This AI-powered tool can be leveraged for applications such as call centers, chat summarization, and meeting notes summarization.
Challenges and Solution
Challenge: Long Training Times
Solution: Use colab's free GPU to significantly speed up the training process.
Challenge: Handling a large dataset.
Solution: Adjust the batch size or use a pre-trained model like PEGASUS to handle large datasets.
Challenge: Long Texts issue with tokenization.
Solution: Use SentencePiece for tokenization and set appropriate max_length values. This ensures that longer texts are truncated and tokenized efficiently.
Challenge: Low ROUGE Scores for Summarization
Solution: Play with the parameters like num_beams, max_length, and length_penalty to improve the summary quality.
FAQ
Question 1: Why is the SAMSum dataset used for AI text summarization?

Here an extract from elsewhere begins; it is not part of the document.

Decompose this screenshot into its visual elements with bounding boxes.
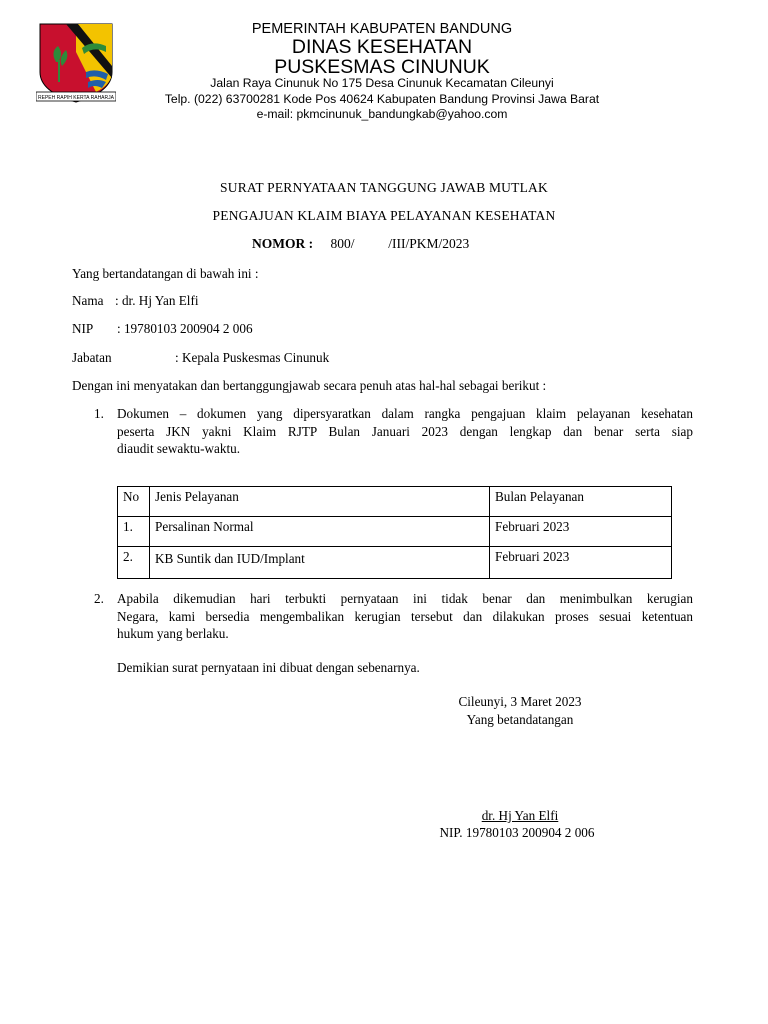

Answer: The SAMSum dataset is widely used for training AI models to summarize dialogues. This dataset contains real life conversation and dialogue. It helps the model to train.
Question 2: How can I improve the accuracy of AI-generated text summaries?
Answer: You can fine-tune your model. Just adjust hyperparameters like num_beams and length_penalty. Or you can use a more diverse dataset.
Question 3: What tools are required to implement AI-based text summarization using transformers?
Answer: Implementing AI text summarization with Transformers requires tools like Python, the Hugging Face library, and a GPU. SentencePiece is also essential for efficient tokenization.
Question 4: How do I fix out-of-memory errors when training large models like PEGASUS?
Answer: Reduce batch size, apply gradient accumulation, or switch to a more memory-efficient model to handle out-of-memory errors during training with large datasets.
Question 5: Can AI models be used to summarize non-conversational texts?
Answer: Yes! While models like PEGASUS are trained on conversational datasets, they can be fine-tuned to summarize various text types, from articles to technical documents.